Busway system in Casablanca, Morocco

The Casablanca Busway باصواي الدار البيضاء Bāswāy ad-Dār al-Bayḍā’) is a high-level bus network serving the city of Casablanca in Morocco since 1st March 2024.
The network consists of two lines, line BW1 and the line BW2 .

==Current network==

| Line | Terminus | Opening | Length (km) | Stations |
|---|---|---|---|---|
| BW1 | Laymoune to Salmia 2 | 2023 | 12,5 | 20 |
| BW2 | Oulmès to Oued Sebou | 2023 | 12 | 18 |
| TOTAL |  |  | 24,5 | 38 |

===Line BW1===
As of 2023, Line 1 of the Casablanca Busway serves 20 stations between termini in Salmia and Lissasfa.

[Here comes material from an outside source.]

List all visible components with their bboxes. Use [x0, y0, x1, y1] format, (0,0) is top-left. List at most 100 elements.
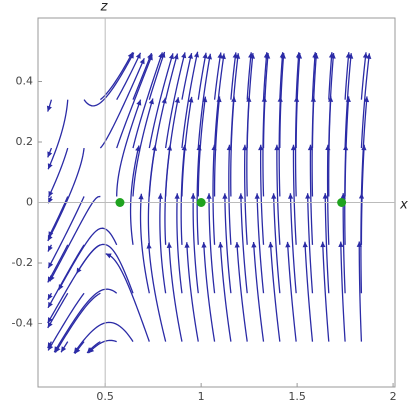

The line is 12.5 km.

===Line BW2===
As of 2023, Line 2 of the Casablanca Busway serves 20 stations between termini in Maarif and Errahma. The line is 12 km.
An extension of the BW2 line is being built beyond Errahma to reach the rural commune of Ouled Azzouz. The call for tenders relating to the completion of this extension project was launched in January 2023.
This 2.5 km extension has 4 stations, which are as follows: Les Ecoles, Ouled Ahmed, La Ferme and Oulad Azzouz.